Brian Taylor, AuD, is Director of Practice Development and Clinical Affairs for Unitron. He is also the editor of Audiology Practices, the journal of the Academy of Doctors of Audiology, and the author of the book Consultative Selling Skills for Audiologists, published by Plural.


3 Comments

  1. Brian, I especially agree with “I wonder if some of that energy could be better devoted to creatively engaging the marketplace in new and better ways of adding consumer value.” As an industry, we’ve only scratched the surface when it comes to 1) creativity and 2) personalization of services.

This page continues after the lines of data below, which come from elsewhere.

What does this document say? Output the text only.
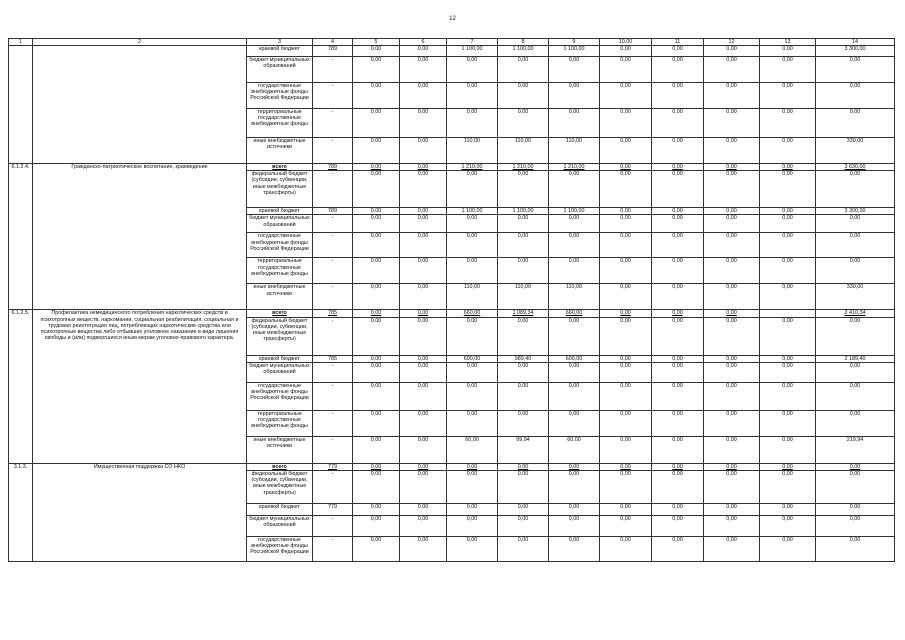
12
1	2	3	4	5	6	7	8	9	10.00	11	12	13	14
		краевой бюджет	789	0,00	0,00	1 100,00	1 100,00	1 100,00	0,00	0,00	0,00	0,00	3 300,00
		бюджет муниципальных образований	-	0,00	0,00	0,00	0,00	0,00	0,00	0,00	0,00	0,00	0,00
		государственные внебюджетные фонды Российской Федерации	-	0,00	0,00	0,00	0,00	0,00	0,00	0,00	0,00	0,00	0,00
		территориальные государственные внебюджетные фонды	-	0,00	0,00	0,00	0,00	0,00	0,00	0,00	0,00	0,00	0,00
		иные внебюджетные источники	-	0,00	0,00	110,00	110,00	110,00	0,00	0,00	0,00	0,00	330,00
6.1.2.4.	Гражданско-патриотическое воспитание, краеведение	всего	789	0,00	0,00	1 210,00	1 210,00	1 210,00	0,00	0,00	0,00	0,00	3 630,00
		федеральный бюджет (субсидии, субвенции, иные межбюджетные трансферты)	-	0,00	0,00	0,00	0,00	0,00	0,00	0,00	0,00	0,00	0,00
		краевой бюджет	789	0,00	0,00	1 100,00	1 100,00	1 100,00	0,00	0,00	0,00	0,00	3 300,00
		бюджет муниципальных образований	-	0,00	0,00	0,00	0,00	0,00	0,00	0,00	0,00	0,00	0,00
		государственные внебюджетные фонды Российской Федерации	-	0,00	0,00	0,00	0,00	0,00	0,00	0,00	0,00	0,00	0,00
		территориальные государственные внебюджетные фонды	-	0,00	0,00	0,00	0,00	0,00	0,00	0,00	0,00	0,00	0,00
		иные внебюджетные источники	-	0,00	0,00	110,00	110,00	110,00	0,00	0,00	0,00	0,00	330,00
6.1.2.5.	Профилактика немедицинского потребления наркотических средств и психотропных веществ, наркомании, социальная реабилитация, социальная и трудовая реинтеграция лиц, потребляющих наркотические средства или психотропные вещества либо отбывших уголовное наказание в виде лишения свободы и (или) подвергшихся иным мерам уголовно-правового характера.	всего	785	0,00	0,00	660,00	1 089,34	660,00	0,00	0,00	0,00		2 410,34
		федеральный бюджет (субсидии, субвенции, иные межбюджетные трансферты)	-	0,00	0,00	0,00	0,00	0,00	0,00	0,00	0,00	0,00	0,00
		краевой бюджет	785	0,00	0,00	600,00	989,40	600,00	0,00	0,00	0,00	0,00	2 189,40
		бюджет муниципальных образований	-	0,00	0,00	0,00	0,00	0,00	0,00	0,00	0,00	0,00	0,00
		государственные внебюджетные фонды Российской Федерации	-	0,00	0,00	0,00	0,00	0,00	0,00	0,00	0,00	0,00	0,00
		территориальные государственные внебюджетные фонды	-	0,00	0,00	0,00	0,00	0,00	0,00	0,00	0,00	0,00	0,00
		иные внебюджетные источники	-	0,00	0,00	60,00	99,94	60,00	0,00	0,00	0,00	0,00	219,94
3.1.3.	Имущественная поддержка СО НКО	всего	779	0,00	0,00	0,00	0,00	0,00	0,00	0,00	0,00	0,00	0,00
		федеральный бюджет (субсидии, субвенции, иные межбюджетные трансферты)	-	0,00	0,00	0,00	0,00	0,00	0,00	0,00	0,00	0,00	0,00
		краевой бюджет	779	0,00	0,00	0,00	0,00	0,00	0,00	0,00	0,00	0,00	0,00
		бюджет муниципальных образований	-	0,00	0,00	0,00	0,00	0,00	0,00	0,00	0,00	0,00	0,00
		государственные внебюджетные фонды Российской Федерации	-	0,00	0,00	0,00	0,00	0,00	0,00	0,00	0,00	0,00	0,00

Well said.

  2. I take exception to your statement of “I commend the efforts of anyone willing to fight to maintain barriers to entry into our respective industry professions,” as these people in the hearing aid professional community are not “Luddites” as you charitably call them: Since we are in the context of economics, I would call these people rent-seekers looking to preserve their monopoly.

    We as an industry tried this once before in the 1980’s when traditional dispensers tried to keep audiologists from dispensing hearing aids… And the end result is that now 80% are dispensed by that branch of the profession.

    What’s more, as an industry we are a dismal failure to the public we pretend to protect by erecting monopolistic barriers to other sources, including Internet sales: Out of 33 million people in the US who could benefit from amplification, only 8.4 million have hearing aids (plus 100,000 who have CI’s): I would call this 27% figure downright abysmal.

    As to your contention that personalization of counseling & rehab services should be done by today’s hearing aid professionals, I agree only to the point that it should come after the hearing aid fitting has been optimized, and .NOT. as an integral part of making excuses to the patient for not doing an excellent job to begin with.

    1. I appreciate your comments, Dan. After reading the article you have linked on rent-seekers, I agree that it might be a better term than Luddites. When I put on my audiology hat, I think that barriers to entry are a good thing, as long as the profession has high standards in it’s education, credentialing and clinical standards. Obviously, we have some significant gaps in this area. The fact that the majority of audiologists are “not doing an excellent job to begin with” by implementing evidence-based practices and measuring relative benefit would support this claim.